I've recently had interesting discussions with colleagues in Information Systems regarding testing directional hypotheses. Following their request, I'm posting about this apparently illusive issue.

In information systems research, the most common type of hypothesis is directional, i.e. the parameter of interest is hypothesized to go in a certain direction. An example would be testing the hypothesis that teenagers are more likely than older folks to use Facebook. Another example is the hypothesis that higher opening bids on eBay lead to higher final prices. In the Facebook example, the researcher would test the hypothesis by gathering data on Facebook usage by each age group, then comparing the average usage of each group, and if the teenager's average is sufficiently larger, then the hypothesis would be supported (at some statistically significant level). In the eBay example, a researcher might collect information on many eBay auctions, then fit a regression of price on the opening bid (and controlling for all other types of factors). If the regression coefficient turns out to be sufficiently larger than zero, then the researcher could conclude that the hypothesized effect is true (let's put aside issues of causality for the moment).

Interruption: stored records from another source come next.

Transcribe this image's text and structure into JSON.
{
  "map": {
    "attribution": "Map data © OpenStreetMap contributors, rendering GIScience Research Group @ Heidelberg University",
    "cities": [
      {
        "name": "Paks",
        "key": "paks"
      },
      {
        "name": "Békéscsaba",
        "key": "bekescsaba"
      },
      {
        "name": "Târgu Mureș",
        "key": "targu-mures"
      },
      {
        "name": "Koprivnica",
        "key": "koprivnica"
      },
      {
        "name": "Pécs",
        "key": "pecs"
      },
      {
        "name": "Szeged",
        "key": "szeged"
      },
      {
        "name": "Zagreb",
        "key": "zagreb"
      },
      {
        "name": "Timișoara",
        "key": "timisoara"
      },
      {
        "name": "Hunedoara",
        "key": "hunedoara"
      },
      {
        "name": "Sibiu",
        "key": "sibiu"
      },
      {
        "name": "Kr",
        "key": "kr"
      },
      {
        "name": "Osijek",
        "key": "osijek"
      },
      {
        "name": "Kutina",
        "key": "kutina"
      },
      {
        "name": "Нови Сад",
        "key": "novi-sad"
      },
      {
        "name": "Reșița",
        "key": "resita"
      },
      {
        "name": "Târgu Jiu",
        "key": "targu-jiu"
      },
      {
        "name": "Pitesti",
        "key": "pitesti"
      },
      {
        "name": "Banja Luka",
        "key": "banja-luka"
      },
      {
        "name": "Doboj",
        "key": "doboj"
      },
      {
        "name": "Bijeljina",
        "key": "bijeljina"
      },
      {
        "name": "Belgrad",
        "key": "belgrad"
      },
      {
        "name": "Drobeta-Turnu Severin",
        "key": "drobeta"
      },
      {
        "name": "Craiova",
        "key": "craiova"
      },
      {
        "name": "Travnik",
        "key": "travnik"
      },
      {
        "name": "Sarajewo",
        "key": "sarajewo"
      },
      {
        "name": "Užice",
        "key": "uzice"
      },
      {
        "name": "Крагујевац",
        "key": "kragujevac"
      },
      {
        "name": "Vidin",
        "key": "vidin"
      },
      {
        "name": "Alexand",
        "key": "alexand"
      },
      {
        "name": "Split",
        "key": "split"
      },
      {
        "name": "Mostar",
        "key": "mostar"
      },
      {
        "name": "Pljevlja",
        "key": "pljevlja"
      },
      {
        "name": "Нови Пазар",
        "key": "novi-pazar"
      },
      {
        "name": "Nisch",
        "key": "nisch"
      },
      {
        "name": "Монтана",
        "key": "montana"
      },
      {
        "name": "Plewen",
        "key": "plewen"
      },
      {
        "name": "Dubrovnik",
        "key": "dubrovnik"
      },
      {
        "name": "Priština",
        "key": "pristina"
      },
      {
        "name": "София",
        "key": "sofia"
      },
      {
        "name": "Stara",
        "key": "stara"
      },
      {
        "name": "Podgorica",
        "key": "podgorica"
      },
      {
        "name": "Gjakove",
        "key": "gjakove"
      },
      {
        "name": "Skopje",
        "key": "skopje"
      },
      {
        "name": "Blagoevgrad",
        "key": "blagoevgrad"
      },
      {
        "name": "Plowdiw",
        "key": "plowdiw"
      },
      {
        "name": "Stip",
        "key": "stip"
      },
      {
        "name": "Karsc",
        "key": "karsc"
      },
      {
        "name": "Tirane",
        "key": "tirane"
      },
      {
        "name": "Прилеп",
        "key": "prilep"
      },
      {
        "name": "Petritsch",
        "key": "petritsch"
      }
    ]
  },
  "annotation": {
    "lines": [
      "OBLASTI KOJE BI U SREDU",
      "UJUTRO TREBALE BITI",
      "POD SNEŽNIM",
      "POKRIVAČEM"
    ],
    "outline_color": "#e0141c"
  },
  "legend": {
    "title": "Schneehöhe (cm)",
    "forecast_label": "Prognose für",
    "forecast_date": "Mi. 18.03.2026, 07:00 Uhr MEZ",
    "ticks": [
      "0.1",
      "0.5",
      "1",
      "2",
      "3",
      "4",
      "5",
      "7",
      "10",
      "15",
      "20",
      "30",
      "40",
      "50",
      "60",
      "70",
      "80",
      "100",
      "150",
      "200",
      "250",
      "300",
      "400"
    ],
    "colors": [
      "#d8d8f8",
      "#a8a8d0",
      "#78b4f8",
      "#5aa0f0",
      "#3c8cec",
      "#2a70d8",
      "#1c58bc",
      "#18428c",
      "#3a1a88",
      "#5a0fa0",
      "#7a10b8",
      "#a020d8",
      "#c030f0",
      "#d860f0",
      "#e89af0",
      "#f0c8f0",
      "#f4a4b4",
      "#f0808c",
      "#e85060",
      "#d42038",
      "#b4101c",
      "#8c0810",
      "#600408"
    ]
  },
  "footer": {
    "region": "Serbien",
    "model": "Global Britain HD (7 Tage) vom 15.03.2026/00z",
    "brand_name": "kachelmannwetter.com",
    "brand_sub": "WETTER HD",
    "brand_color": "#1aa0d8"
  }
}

More formally, for the Facebook hypothesis the test statistic would be a T statistic of the form
T = (teenager Average - older folks Average) / Standard Error
The test statistic for the eBay example would also be a T statistics of the form:
T = opening-bid regression coefficient / Standard Error

Note an important point here: when stating a hypothesis as above (namely, "the alternative hypothesis"), there is always a null hypothesis that is the default. This null hypothesis is often neglected to be mentioned expliciltly in Information Systems articles, but let's make clear that in directional hypotheses such as the ones above, the null hypothesis includes both the "no effect" and the "opposite directional effect" scenarios. In the Facebook example, the null includes both the case that teenagers and older folks use Facebook equally, and that teenagers use Facebook less than older folks. In the eBay example, the null includes both cases of "opening bid doesn't affect final price" and "opening bid lowers final price".

Getting back to the T test statistics (or any other test statistic, for this matter): To evaluate whether the T is sufficiently extreme to reject the null hypothesis (and support the researcher's hypothesis), information systems researchers typically use a p-value, and compare it to some significince level. BUT, computing the p-values must take into account the directionality of the hypothesis! The default p-value that you'd get from running a regression model in any standard software is for a non-directional hypothesis! To get the directional p-value you would either divide that p-value by 2, if the sign of the T statistic is in the "right" direction (positive if your hypothesis said positive; negative if your hypothesis said negative), or you would have to use 1-p-value/2. In the first case, mistakenly using the software p-value would result in missing out on real effects (loss of statistical power), while in the latter case you might infer an effect, when there is none (or maybe there even is an effect in the opposite direction).

The solution to this confusion is to examine each hypothesis for its directionality (think what the null hypothesis is), then construct the corresponding p-value carefully. Some tests in some software packages will allow you to specify the direction and will give you a "kosher" p-value. But in many cases, regression being an example, most software will only spit out the no-directional p-value. Or just get a die-hard statistician on board.

Which reminds me again why I don't like p-values. For lovers of confidence intervals, I promise to post about confidence intervals for directional hypotheses (what is the sound of a one-sided confidence interval?)